Muhammad Yunus Anis mengatakan, melawan hoaks sebagai pengguna internet yang beradab dan berbudaya. “Cermati alamat situs dan periksa fakta dengan detail (tabayyun), gotong royong melawan dan melaporkan adanya hoaks (saring sebelum sharing),” katanya. Menurutnya, lingkaran setan hoaks yakni sumber hoaks, media sosial, media online, tv, media cetak.

Sebagai pembicara terakhir, Yuli Setiyowati menjelaskan agar tidak mudah termakan hoaks dan penipuan, baca sampai selesai dan jangan bereaksi berlebihan, share/repost terlalu cepat.

“Lalu telitilah jika sudah ada penelusuran mengenai hal tersebut, pertimbangkan sumbernya (jangan percaya apa yang dikatakan orang mengenai dirinya sendiri). Kita bisa mulai sendiri pencarian kita,” ungkapnya.

Dalam sesi KOL, Knyesa Sastrawijaya mengatakan, manfaat internet bisa menambah nilai ekonomi dan banyak hal. “Literasi digital itu sama sebetulnya sama dengan belajar apapun sebuah kombinasi yang ada satu kesatuan suatu kecakapan. Tips untuk tidak kena hoaks, mari kita mulai dari diri sendiri dengan cara batasi diri sendiri, batasi akun penyebar gosip,” tuturnya.

Dalam webinar ini, para partisipan yang hadir juga dipersilakan untuk mengutarakan pertanyaan dan tanggapan. Salah satu peserta bernama Jimin menanyakan seputar memberikan pemahaman kepada generasi muda untuk menggunakan media digital untuk hal baik dan bermanfaat?

“Banyak masyarakat indonesia belum mengetahui literasi digital seperti ini, justru kita semua yang mensosialisasikan. Buatkan ruangnya yang memang bisa membuat ruang berkreasi. Yang terakhir, orangnya harus rajin membaca,” jawab Alviko.
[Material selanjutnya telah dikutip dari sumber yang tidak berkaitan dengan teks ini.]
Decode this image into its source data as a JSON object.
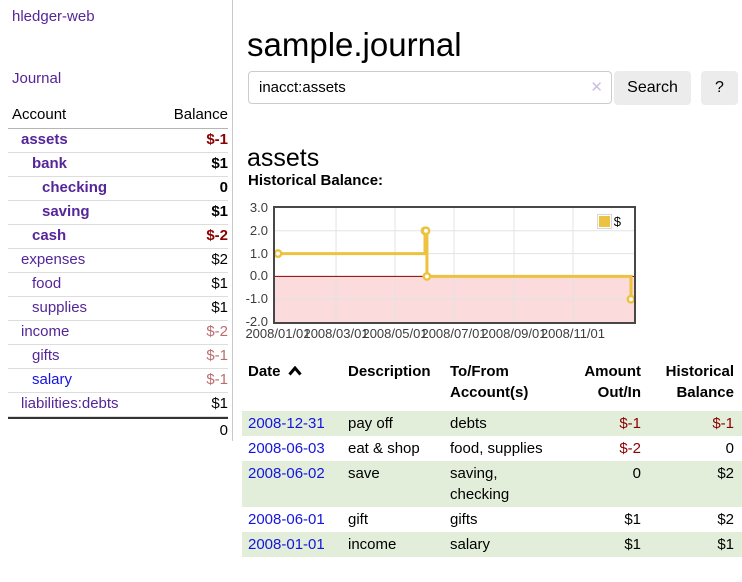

Webinar ini merupakan salah satu rangkaian kegiatan literasi digital di Kota Tangerang. Kegiatan ini pun terbuka bagi semua orang yang berkeinginan untuk memahami dunia literasi digital. Untuk itulah penyelenggara pada agenda webinar selanjutnya, membuka peluang sebesar-besarnya kepada semua anak bangsa untuk berpartisipasi pada webinar ini melalui Instagram @siberkreasi.dkibanten dan @siberkreasi.

Kegiatan webinar ini juga turut mengapresiasi partisipasi dan dukungan semua pihak, sehingga dapat berjalan dengan baik, terutama kepada Kominfo. Mengingat program literasi digital ini hanya akan berjalan dengan baik dan mencapai target 12,5 juta partisipan, jika turut didukung oleh semua pihak.